Griffiths is generally sympathetic to sortition and starts out with a long list of “well known” advantages of the system. The first few of these are:
it is likelier than any other system to produce representative bodies that are sociologically representative of the people;
• it removes the need for any specific positive discrimination;
• it forces political parties, campaign groups, etc., to address themselves to the public as a whole if they want to have any consistent influence on policy;
• it transforms political representation into a genuine public service, carried out by people who would often not have chosen it: a matter of duty, not ambition[.]
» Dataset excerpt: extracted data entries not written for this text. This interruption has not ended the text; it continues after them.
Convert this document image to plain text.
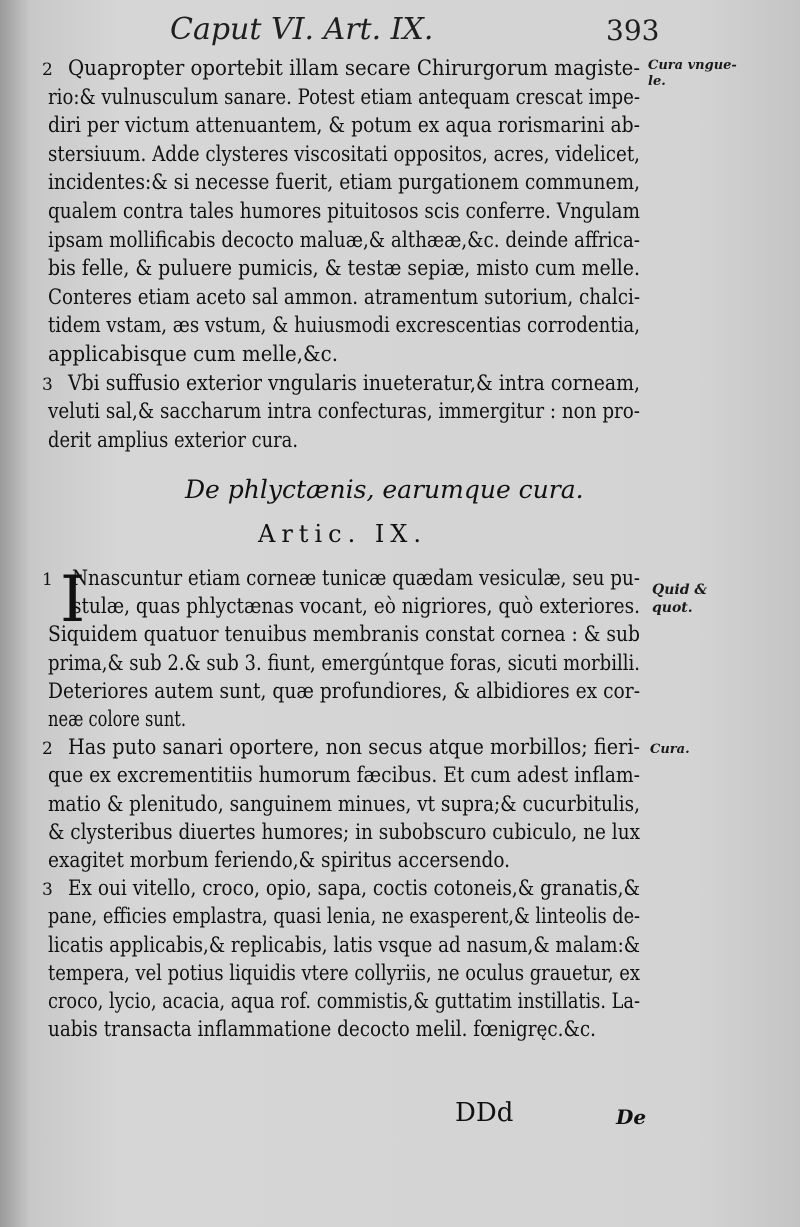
Caput VI. Art. IX.	393
Cura vngue-
le.
Quid &
quot.
Cura.
2 Quapropter oportebit illam secare Chirurgorum magiste-
rio:& vulnusculum sanare. Potest etiam antequam crescat impe-
diri per victum attenuantem, & potum ex aqua rorismarini ab-
stersiuum. Adde clysteres viscositati oppositos, acres, videlicet,
incidentes:& si necesse fuerit, etiam purgationem communem,
qualem contra tales humores pituitosos scis conferre. Vngulam
ipsam mollificabis decocto maluæ,& althææ,&c. deinde affrica-
bis felle, & puluere pumicis, & testæ sepiæ, misto cum melle.
Conteres etiam aceto sal ammon. atramentum sutorium, chalci-
tidem vstam, æs vstum, & huiusmodi excrescentias corrodentia,
applicabisque cum melle,&c.
3 Vbi suffusio exterior vngularis inueteratur,& intra corneam,
veluti sal,& saccharum intra confecturas, immergitur : non pro-
derit amplius exterior cura.
De phlyctænis, earumque cura.
Artic. IX.
I
1 Nnascuntur etiam corneæ tunicæ quædam vesiculæ, seu pu-
stulæ, quas phlyctænas vocant, eò nigriores, quò exteriores.
Siquidem quatuor tenuibus membranis constat cornea : & sub
prima,& sub 2.& sub 3. fiunt, emergúntque foras, sicuti morbilli.
Deteriores autem sunt, quæ profundiores, & albidiores ex cor-
neæ colore sunt.
2 Has puto sanari oportere, non secus atque morbillos; fieri-
que ex excrementitiis humorum fæcibus. Et cum adest inflam-
matio & plenitudo, sanguinem minues, vt supra;& cucurbitulis,
& clysteribus diuertes humores; in subobscuro cubiculo, ne lux
exagitet morbum feriendo,& spiritus accersendo.
3 Ex oui vitello, croco, opio, sapa, coctis cotoneis,& granatis,&
pane, efficies emplastra, quasi lenia, ne exasperent,& linteolis de-
licatis applicabis,& replicabis, latis vsque ad nasum,& malam:&
tempera, vel potius liquidis vtere collyriis, ne oculus grauetur, ex
croco, lycio, acacia, aqua rof. commistis,& guttatim instillatis. La-
uabis transacta inflammatione decocto melil. fœnigręc.&c.
DDd	De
In terms of potential problems, Griffiths is much concerned about the validity of the sampling procedure and raises the questions of both deliberate tampering and non-intentional error as well as the question of whether the public will have faith in the procedure.
Griffiths lists four additional potential problems:
- The small chance of a citizen being sampled into a high powered body, or even knowing someone on such a body. Griffiths believes this may lead the population to become uninterested in politics.
- The professionals in the political system, including lobbyists, may be the ones really wielding political power.
- Without party organization, it may be difficult for the allotted body to set its agenda, and this role may in effect be carried out by some elite group.
- The inapplicability of sortition to organizations where membership is a relatively low commitment affair. In such cases it is unlikely that allotted members would be willing to put in much effort into serving in an allotted body.
These are all interesting points that deserve attention. The one about the professionals in the system wielding power is to some extent discussed here, but surely merits additional discussion.